Made lunch, got supper started, and began to reconsider my previous decision to not be superstitious about silly things like Friday the 13th. The only bright spot? Even with paying for three different shipping fees, my parts from Portland are still going to be cheaper if I'd bought the stuff here. But I dared not make too big a deal out of that, because you never know what sort of bad juju that might be unleashed.

AND SPEAKING OF BAD JUJU...

Remember that extra dough I paid for Saturday delivery for my bearing and rubber donut?

Well, apparently everyone forgot about it. Oh, it got next day air service alright--and it landed at the Birmingham airport at 6:48 Saturday morning. And sat there. And despite my best efforts to let the UPS hub come let me pick it up there, they came up with every excuse under the sun to say no. So all day Saturday, and all day Sunday my car sat up on the stands, its little half driveshaft dangling underneath, while the part to fix it waited ten miles away.

Now I've picked up stuff there before, so it's not like it's impossible. But the guy kept saying, "Well, they're not going to unload a plane for just one package."

No, but they had to unload the plane, right?

They're not going to let a fully loaded plane sit on the apron until Monday, are they?

No, they unloaded it, and it was routed to the proper delivery rack, where it sat until Monday. It was frustrating to check the tracking number and see that it was on the truck bright and early Monday, speeding its way to my house where I found it when I got home yesterday. You know, rather than on Saturday. When I could probably have picked it up at the airport, only about 15 minutes away from the house, if the UPS guy had actually been interested in doing a customer a favor, rather than sitting around reading the latest issue of Swank.

Of course, I'm peeved at IPD as well, since I stressed how much I wanted to be able to drive my car today, and told them explicitly I wanted it delivered on Saturday, and I was more than willing to pay extra for that service.

Called IPD, got the guy I ordered from last Friday.

"Let me see...uhhmmm, sir, yes, I'm afraid I'm the one to blame for that. Usually we fill in any special instructions to the warehouse, and I didn't put Saturday delivery on there. I apologize for that, and I'll refund the extra charge to you right now."

Which is good customer service. Not truly great customer service--which would have entailed the company trying to find some way of making up for the added inconvenience that their mess-up caused me--but, still, good. And I suppose good enough to not make me swear them off forever.

But next time I'm going to be more careful--measure first, order both if not sure, and make danged sure any special instructions are written down while I'm still on the phone.

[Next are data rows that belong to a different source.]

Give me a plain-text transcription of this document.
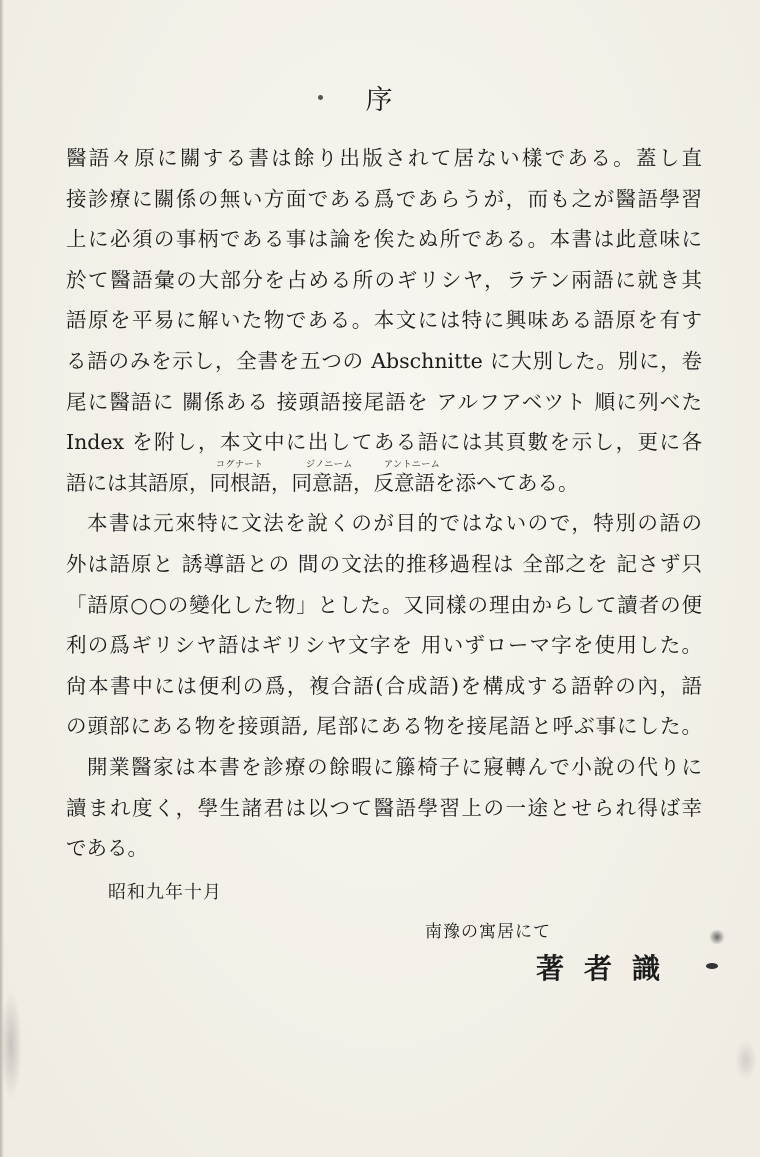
序
醫語々原に關する書は餘り出版されて居ない樣である。蓋し直
接診療に關係の無い方面である爲であらうが，而も之が醫語學習
上に必須の事柄である事は論を俟たぬ所である。本書は此意味に
於て醫語彙の大部分を占める所のギリシヤ，ラテン兩語に就き其
語原を平易に解いた物である。本文には特に興味ある語原を有す
る語のみを示し，全書を五つの Abschnitte に大別した。別に，卷
尾に醫語に 關係ある 接頭語接尾語を アルフアベツト 順に列べた
Index を附し，本文中に出してある語には其頁數を示し，更に各
コグナート	ジノニーム	アントニーム
語には其語原，同根語，同意語，反意語を添へてある。
本書は元來特に文法を說くのが目的ではないので，特別の語の
外は語原と 誘導語との 間の文法的推移過程は 全部之を 記さず只
「語原○○の變化した物」とした。又同樣の理由からして讀者の便
利の爲ギリシヤ語はギリシヤ文字を 用いずローマ字を使用した。
尙本書中には便利の爲，複合語(合成語)を構成する語幹の內，語
の頭部にある物を接頭語, 尾部にある物を接尾語と呼ぶ事にした。
開業醫家は本書を診療の餘暇に籐椅子に寢轉んで小說の代りに
讀まれ度く，學生諸君は以つて醫語學習上の一途とせられ得ば幸
である。
昭和九年十月
南豫の寓居にて
著者識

SO ANYWAY, got home last night and got my new parts and raced back outside to get them installed. I had not pulled the front driveshaft, which was probably not a good idea, but the bolts were rounding off and I didn't want to get them halfway off and then have to resort to a hacksaw or cold chisel. Got a length of 2 inch pipe nipple and cap to use as a bearing driver and tapped it onto the shaft, which was harder to do than it should have been. Bolted up the carrier, reinstalled the rear driveshaft, and managed to get the car down off the stands and ramps without dropping it, and took it for a drive.

No more vibration from the center bearing, but there is an awful lot of other growling from underneath that might be a bad tailshaft bearing on the transmission. 238,000 miles worth of wear, combined with the vibration and lash associated with the center bearing, and then finally my beating the new bearing on the shaft probably is what's done it in. But at least there none of that terrible driveshaft vibration, and at least now it's no longer tearing itself apart.

As I said--a lot sure can happen in a few weeks.